Overview
This lecture provides a beginner-friendly overview of statistics, focusing on key data types, distributions, estimation, hypothesis testing, and the importance and pitfalls of p-values, all with minimal math and practical examples.
Types of Data
- Data is divided into categorical and numerical types.
- Categorical data includes nominal (no order, e.g., team names) and ordinal (ordered categories, e.g., player positions).
- Numerical data includes discrete (countable values, e.g., free throws missed) and continuous (any value within a range, e.g., height).
- Proportions aggregate nominal data into a numerical summary, like shooting percentage.
Distributions
- Distributions show how data values are spread across possible outcomes.
- Common distributions: normal (bell curve), uniform (equal probability), bimodal (two peaks), and skewed (tail on one side).
- Normal distribution is symmetric with most values around the mean.
- Probability density functions describe the likelihood of selecting certain values.
Sampling and Estimation
- Samples are taken to estimate unknown population parameters like a player's true shooting percentage (theta, θ).

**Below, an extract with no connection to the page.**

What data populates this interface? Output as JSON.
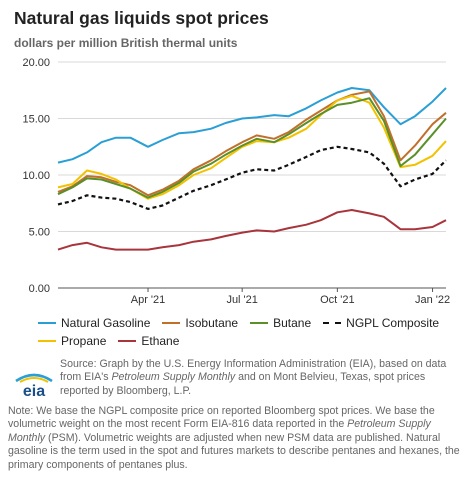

- The larger the sample size, the less variable the sample statistic is.
- Sample statistics (like proportions) estimate population parameters, but always with some uncertainty.
- Confidence intervals quantify this uncertainty, e.g., a 95% confidence interval suggests high confidence that the true value lies within it.
Parameters and Sample Statistics
- Common parameters: mu (μ, mean), sigma (σ, standard deviation), pi (π, proportion), rho (ρ, correlation), beta (β, gradient).
- Sample statistics: x-bar (sample mean), s (sample standard deviation), p (sample proportion), r (sample correlation), b (sample gradient).
- Greek letters represent parameters, Latin letters represent estimated statistics.
Hypothesis Testing
- Hypothesis testing assesses if sample evidence supports a claim about a population parameter.
- Null hypothesis (H₀): a default claim (e.g., shooting percentage ≤ 50%).
- Alternate hypothesis (H₁): the claim being tested (e.g., shooting percentage > 50%).
- Rejection region: range of values deemed too extreme for H₀, usually top 5% (significance level).
- Never say "prove" or "accept" the null; only "reject" or "do not reject" based on evidence.
P-values
- A p-value measures how extreme the sample result is under H₀.
- Small p-values (<0.05) suggest evidence against H₀ and justify rejection.
- If the p-value is larger, do not reject H₀—insufficient evidence for H₁.
- P-value less than significance level means the sample falls in the rejection region.
Pitfalls: P-hacking
- P-hacking occurs when many hypotheses are tested, and only significant results are reported.
- Repeated testing increases the probability of finding significant results by chance.
- Good research tests a pre-specified effect, not multiple effects for significance.
Key Terms & Definitions
- Categorical Data — Data grouped into categories (e.g., team, position).
- Numerical Data — Data expressed as numbers, either discrete or continuous.
- Sample Statistic — Number calculated from a sample, used to estimate a parameter.
- Parameter — Unknown, fixed value describing the whole population.
- Confidence Interval — Range estimating a parameter with a stated confidence level.
- Hypothesis Test — Procedure to assess evidence for or against a claim.
- Null Hypothesis (H₀) — Default assumption in a statistical test.
- Alternate Hypothesis (H₁) — Claim tested against the null.
- Rejection Region — Outcomes where H₀ is rejected.
- P-value — Probability of observing results as extreme as the sample under H₀.
- P-hacking — Manipulating analysis to find statistically significant (but possibly misleading) results.
Action Items / Next Steps
- Review examples of data types and distributions.
- Practice identifying null and alternate hypotheses for different scenarios.
- Read about confidence intervals and calculating p-values.
- Be cautious of interpreting p-values, and avoid p-hacking in research.